London boroughs must be involved in decisions about how funding raised through the sugary drinks industry levy is spent in the capital, according to London Councils. As the government consultation on the levy, also known as the sugar tax, closes today (13 October 2016), London Councils is highlighting why boroughs should have a say in how money generated by the sugar tax is invested.
It is also calling on government to ensure funds raised in London are spent in London.
Cllr Claire Kober OBE, Chair of London Councils, said:
“The sugar tax will give anti child obesity projects in London the chance of a much needed cash boost. Children in our capital are among the most obese in the country so this issue requires urgent attention. Today we are calling on government to give councils the power to target money raised by the new tax and to ensure money raised by the sugar tax in London, is invested in London.”
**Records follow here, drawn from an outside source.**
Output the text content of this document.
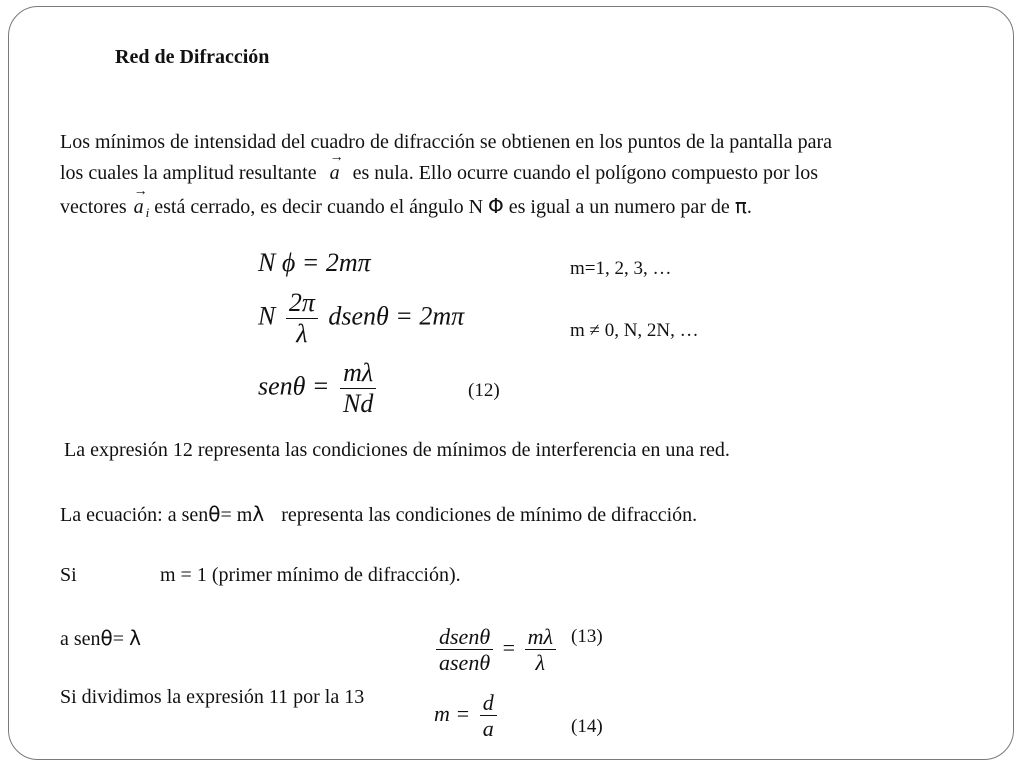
Red de Difracción
Los mínimos de intensidad del cuadro de difracción se obtienen en los puntos de la pantalla para
los cuales la amplitud resultante → a es nula. Ello ocurre cuando el polígono compuesto por los
vectores → a $_i$ está cerrado, es decir cuando el ángulo N Φ es igual a un numero par de π.
N ϕ = 2mπ	m=1, 2, 3, …
N $\frac{2\pi}{\lambda}$ dsenθ = 2mπ
m ≠ 0, N, 2N, …
$sen\theta = \frac{m\lambda}{Nd}$	(12)
La expresión 12 representa las condiciones de mínimos de interferencia en una red.
La ecuación: a senθ= mλ representa las condiciones de mínimo de difracción.
Si	m = 1 (primer mínimo de difracción).
a senθ= λ	$\frac{\text{dsenθ}}{\text{asenθ}} = \frac{m\lambda}{\lambda} (13)$
Si dividimos la expresión 11 por la 13
$m = \frac{d}{a}$	(14)
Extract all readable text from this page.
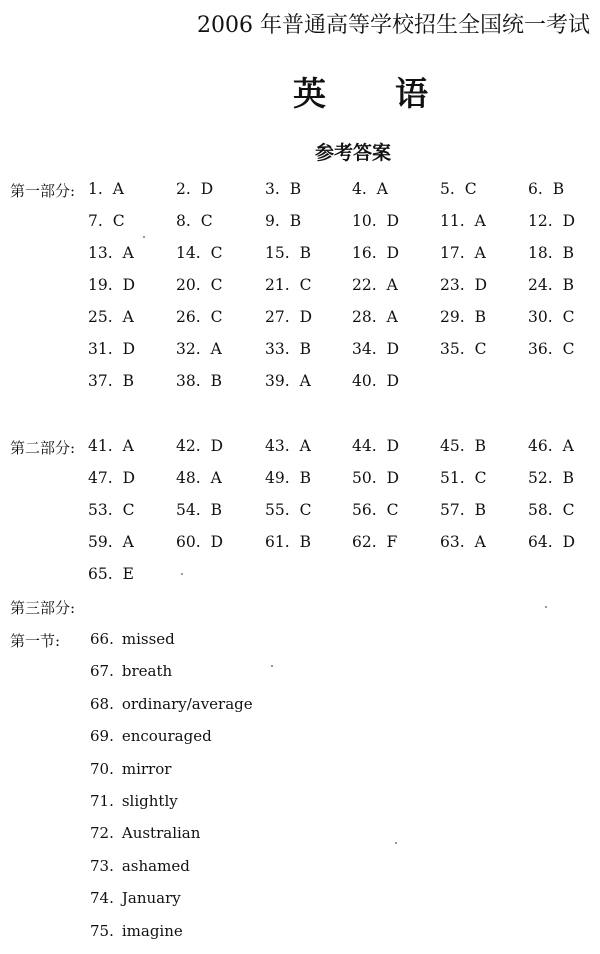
2006 年普通高等学校招生全国统一考试
英 语
参考答案
第一部分: 1. A	2. D	3. B	4. A	5. C	6. B
7. C	8. C	9. B	10. D	11. A	12. D
13. A	14. C	15. B	16. D	17. A	18. B
19. D	20. C	21. C	22. A	23. D	24. B
25. A	26. C	27. D	28. A	29. B	30. C
31. D	32. A	33. B	34. D	35. C	36. C
37. B	38. B	39. A	40. D
第二部分: 41. A	42. D	43. A	44. D	45. B	46. A
47. D	48. A	49. B	50. D	51. C	52. B
53. C	54. B	55. C	56. C	57. B	58. C
59. A	60. D	61. B	62. F	63. A	64. D
65. E
第三部分:
第一节: 66. missed
67. breath
68. ordinary/average
69. encouraged
70. mirror
71. slightly
72. Australian
73. ashamed
74. January
75. imagine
The sugary drinks levy will penalise drinks businesses who fail to reduce the sugar content of their products. It is estimated that the levy will generate £520 million in its first year.
Despite facing a 37 per cent cut to their core budgets between now and the end of this Parliament, London boroughs take their public health responsibilities seriously and know that swift and decisive action needs to be taken to address childhood obesity.
They are already investing £16 million to reach London’s goal of reducing childhood obesity rates by 10 per cent by the end of the decade, and they are also devising innovative solutions such as using the planning system to ensure food takeaways do not cluster near schools and training frontline council staff to recognise childhood obesity. For more information, click here.
Notes to Editors:
1. London Councils represents London’s 32 borough councils and the City of London. It is a cross-party organisation that works on behalf of all of its member authorities regardless of political persuasion. It also runs a number of direct services for member authorities including the Freedom Pass, Taxicard and Health Emergency Badge. It also runs an independent parking appeals service and a pan-London grants programme for voluntary organisations.
2. More than 37 per cent of year 6 children in the capital are classed as overweight or obese.
3. Government announced that income generated by the levy can be spent to:
- help fund the primary school PE and sport premium to help schools support healthier, more active lifestyles. This funding will enable primary schools to make further improvements to the quality and breadth of PE and sport they offer, such as by introducing new activities and after school clubs and making greater use of people to coach sports
- provide funding to give 25% of secondary schools increased opportunity to extend their school day to offer a wider range of activities for pupils, including more sport
- provide funding to expand breakfast clubs in up to 1,600 schools starting from September 2017, to ensure more children have a nutritious breakfast as a healthy start to their school day.